(Investir au Cameroun) – La livraison de la Boucle de la Lékié est désormais annoncée pour novembre 2026, soit près de deux ans après l’échéance initiale fixée à décembre 2024. Le chantier, dont l’achèvement avait déjà été repoussé à décembre 2025, affichait un taux d’exécution physique de 57,03 % au 13 juillet 2026, selon le ministère des Travaux publics (Mintp).
Le maître d’ouvrage reconnaît que les retards de paiement ont perturbé l’avancement du projet. Les décomptes, c’est-à-dire les factures correspondant aux travaux exécutés et validés, mais encore en attente de règlement, atteignent 519,452 millions de FCFA.
Le Mintp estime toutefois que les difficultés financières ne constituent pas la principale cause du nouveau glissement du calendrier. « Si le projet connaît des perturbations en raison des retards dans le paiement des décomptes, il faut relever qu’avec, à date, 519 452 012 FCFA TTC de décomptes impayés, les travaux sont davantage impactés par la mauvaise organisation de l’entreprise, la faible mobilisation de ses équipes et des engins », indique le ministère.
L’administration met ainsi directement en cause la mobilisation de l’entreprise égyptienne Arab Contractors, chargée des travaux.
Plus de 4,2 milliards de FCFA versés à l’entreprise en quatre mois
Selon les équipes du Mintp, Arab Contractors a reçu 4,204 milliards de FCFA entre le 30 janvier et le 24 avril 2026. Ces paiements ont ramené le montant des décomptes restant à régler à 519,452 millions de FCFA.
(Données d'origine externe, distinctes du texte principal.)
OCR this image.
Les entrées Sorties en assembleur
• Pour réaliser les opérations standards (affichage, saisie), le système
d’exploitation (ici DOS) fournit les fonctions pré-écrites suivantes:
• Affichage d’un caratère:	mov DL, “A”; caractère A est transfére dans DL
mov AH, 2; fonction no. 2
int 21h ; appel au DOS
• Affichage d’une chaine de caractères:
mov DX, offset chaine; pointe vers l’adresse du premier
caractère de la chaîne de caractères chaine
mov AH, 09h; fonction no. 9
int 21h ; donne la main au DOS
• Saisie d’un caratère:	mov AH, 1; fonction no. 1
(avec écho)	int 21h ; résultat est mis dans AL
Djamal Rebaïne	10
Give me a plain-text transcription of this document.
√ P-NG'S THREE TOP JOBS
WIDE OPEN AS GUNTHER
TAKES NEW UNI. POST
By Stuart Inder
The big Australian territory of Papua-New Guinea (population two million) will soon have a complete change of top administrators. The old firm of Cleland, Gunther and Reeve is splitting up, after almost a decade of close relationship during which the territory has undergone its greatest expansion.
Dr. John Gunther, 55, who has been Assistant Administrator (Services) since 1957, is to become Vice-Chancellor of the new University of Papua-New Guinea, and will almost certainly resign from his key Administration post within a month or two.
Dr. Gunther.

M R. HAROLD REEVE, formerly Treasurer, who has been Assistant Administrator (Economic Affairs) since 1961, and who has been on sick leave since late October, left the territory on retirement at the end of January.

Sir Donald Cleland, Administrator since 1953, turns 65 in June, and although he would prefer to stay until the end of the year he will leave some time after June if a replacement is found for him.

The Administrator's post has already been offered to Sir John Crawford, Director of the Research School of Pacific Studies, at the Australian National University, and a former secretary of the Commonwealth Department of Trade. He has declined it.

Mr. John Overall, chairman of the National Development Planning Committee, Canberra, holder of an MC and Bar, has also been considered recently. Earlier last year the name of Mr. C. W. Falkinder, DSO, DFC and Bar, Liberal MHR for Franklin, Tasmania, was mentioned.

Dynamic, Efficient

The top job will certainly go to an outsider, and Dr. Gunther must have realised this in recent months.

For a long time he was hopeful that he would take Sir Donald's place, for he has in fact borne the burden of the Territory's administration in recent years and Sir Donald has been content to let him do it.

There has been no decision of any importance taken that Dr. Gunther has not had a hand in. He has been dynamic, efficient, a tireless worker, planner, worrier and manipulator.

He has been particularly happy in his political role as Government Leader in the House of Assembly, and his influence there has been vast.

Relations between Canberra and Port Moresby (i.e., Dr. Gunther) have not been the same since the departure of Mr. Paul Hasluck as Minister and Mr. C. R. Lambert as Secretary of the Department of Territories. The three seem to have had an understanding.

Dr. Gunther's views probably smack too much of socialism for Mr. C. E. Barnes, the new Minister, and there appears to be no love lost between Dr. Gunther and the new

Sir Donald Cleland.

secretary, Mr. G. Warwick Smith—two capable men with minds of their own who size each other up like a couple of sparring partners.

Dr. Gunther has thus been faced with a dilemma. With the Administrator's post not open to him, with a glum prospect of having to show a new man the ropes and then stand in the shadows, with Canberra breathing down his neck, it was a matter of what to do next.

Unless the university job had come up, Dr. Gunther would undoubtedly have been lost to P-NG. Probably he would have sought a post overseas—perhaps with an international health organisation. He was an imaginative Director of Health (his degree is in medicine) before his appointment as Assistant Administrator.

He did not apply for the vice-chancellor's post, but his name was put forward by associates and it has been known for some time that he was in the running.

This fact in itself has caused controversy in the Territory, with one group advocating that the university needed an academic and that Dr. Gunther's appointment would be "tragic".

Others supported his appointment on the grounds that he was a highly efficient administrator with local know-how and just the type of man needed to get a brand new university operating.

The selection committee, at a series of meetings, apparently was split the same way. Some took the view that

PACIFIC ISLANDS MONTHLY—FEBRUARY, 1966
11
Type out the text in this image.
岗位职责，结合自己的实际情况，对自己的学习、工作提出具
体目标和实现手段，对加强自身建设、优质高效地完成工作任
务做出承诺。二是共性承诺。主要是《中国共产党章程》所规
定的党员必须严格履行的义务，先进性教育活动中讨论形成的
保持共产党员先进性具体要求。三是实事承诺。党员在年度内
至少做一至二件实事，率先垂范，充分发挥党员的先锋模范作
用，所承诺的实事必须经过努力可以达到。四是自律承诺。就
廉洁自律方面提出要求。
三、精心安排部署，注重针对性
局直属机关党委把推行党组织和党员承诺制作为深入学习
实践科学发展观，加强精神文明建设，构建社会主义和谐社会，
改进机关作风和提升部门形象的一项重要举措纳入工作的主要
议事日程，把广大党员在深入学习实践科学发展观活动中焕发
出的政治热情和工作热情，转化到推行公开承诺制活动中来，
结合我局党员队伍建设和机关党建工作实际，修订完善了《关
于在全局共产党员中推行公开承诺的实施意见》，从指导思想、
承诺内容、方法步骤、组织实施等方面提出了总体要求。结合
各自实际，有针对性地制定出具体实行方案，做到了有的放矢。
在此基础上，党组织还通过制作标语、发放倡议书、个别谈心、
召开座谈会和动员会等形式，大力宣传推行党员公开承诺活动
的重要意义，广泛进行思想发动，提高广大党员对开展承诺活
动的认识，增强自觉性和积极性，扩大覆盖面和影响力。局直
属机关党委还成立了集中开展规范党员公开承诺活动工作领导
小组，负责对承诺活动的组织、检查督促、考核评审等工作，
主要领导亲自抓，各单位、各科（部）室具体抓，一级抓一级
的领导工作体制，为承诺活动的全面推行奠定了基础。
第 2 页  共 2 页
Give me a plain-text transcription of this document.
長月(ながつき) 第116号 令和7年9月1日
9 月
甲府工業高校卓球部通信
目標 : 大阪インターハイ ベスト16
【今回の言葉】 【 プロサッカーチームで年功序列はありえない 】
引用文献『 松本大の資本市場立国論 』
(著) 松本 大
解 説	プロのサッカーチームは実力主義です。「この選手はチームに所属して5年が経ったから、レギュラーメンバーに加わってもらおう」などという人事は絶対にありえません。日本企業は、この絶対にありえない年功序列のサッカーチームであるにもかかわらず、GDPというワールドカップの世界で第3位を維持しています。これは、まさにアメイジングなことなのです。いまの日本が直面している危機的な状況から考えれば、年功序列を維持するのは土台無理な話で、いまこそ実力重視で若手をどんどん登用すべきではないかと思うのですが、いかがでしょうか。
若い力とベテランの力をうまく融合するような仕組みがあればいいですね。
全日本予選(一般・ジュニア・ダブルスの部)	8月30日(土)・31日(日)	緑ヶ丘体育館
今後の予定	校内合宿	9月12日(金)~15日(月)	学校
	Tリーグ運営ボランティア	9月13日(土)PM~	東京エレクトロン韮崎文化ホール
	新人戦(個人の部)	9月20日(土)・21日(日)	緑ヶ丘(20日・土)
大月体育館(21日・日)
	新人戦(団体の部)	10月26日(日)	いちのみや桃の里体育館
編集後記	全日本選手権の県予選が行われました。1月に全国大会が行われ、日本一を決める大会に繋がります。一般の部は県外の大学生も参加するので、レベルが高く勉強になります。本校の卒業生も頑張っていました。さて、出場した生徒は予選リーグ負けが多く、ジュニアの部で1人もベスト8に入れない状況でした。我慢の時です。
Malgré ces versements, le ministère juge encore insuffisants le nombre d’équipes, les équipements et les engins déployés sur le terrain. Il a donc prescrit plusieurs mesures destinées à accélérer les travaux.
L’entreprise doit notamment renforcer ses moyens humains et matériels, achever les travaux de la première section, y compris les dalots et la couche de roulement, et engager la construction du pont sur la rivière Ngobo.
Le Mintp lui demande également d’accroître sa présence sur la troisième section du projet et de maintenir la circulation sur les parties de la route encore en terre.
La couche de base posée sur 43,4 km, le pont de Ngobo toujours en attente
Au 13 juillet 2026, la couche de base avait été réalisée sur 43,4 km, soit 53,3 % des 81,5 km prévus dans le projet. Cette couche constitue le support sur lequel est ensuite posée la couche de roulement, qui forme la surface définitive de la route.
La couche de roulement couvre déjà 30,72 km sur la section comprise entre l’échangeur de Zamengoué, Ekékam et Evodoula.
Sur les 115 dalots prévus pour assurer l’écoulement des eaux sous la chaussée, 62 ont été achevés, soit 53,9 %. Les caniveaux et les fossés ont été réalisés sur 18,3 km, sur un objectif de 48,8 km, ce qui représente un taux d’exécution de 37,5 %.
En revanche, les travaux de construction du pont sur la rivière Ngobo n’avaient toujours pas commencé. Cet ouvrage figure désormais parmi les principales priorités fixées à l’entreprise.
Ces données montrent que les 43,4 km annoncés ne correspondent pas à des kilomètres de route entièrement terminés. Une partie des travaux de revêtement, d’assainissement et de construction des ouvrages reste encore à réaliser.
Un chantier de 81,5 km divisé en trois sections
Les travaux ont été lancés en décembre 2022 sur un linéaire total de 81,5 km. Le projet comprend notamment la section reliant l’échangeur de Nkolbisson à celui de Zamengoué, longue de 9,05 km, et le tronçon Zamengoué-Ekékam-Evodoula, qui s’étend sur 43,95 km.
Ces deux premières sections totalisent 53 km. La troisième section représente donc 28,5 km, ce qui porte l’ensemble du projet à 81,5 km.
La réalisation de la Boucle de la Lékié doit améliorer la circulation entre plusieurs localités du département, faciliter le transport des personnes et des produits agricoles et réduire les difficultés de déplacement sur les portions non revêtues.
Mais avec seulement 57,03 % des travaux réalisés en juillet 2026 et plusieurs ouvrages encore en attente, l’entreprise dispose désormais de moins de quatre mois pour atteindre l’objectif de livraison fixé à novembre.
Le respect de cette nouvelle échéance dépendra à la fois du règlement des décomptes encore impayés et de la capacité d’Arab Contractors à renforcer rapidement ses équipes, ses engins et son organisation sur le chantier.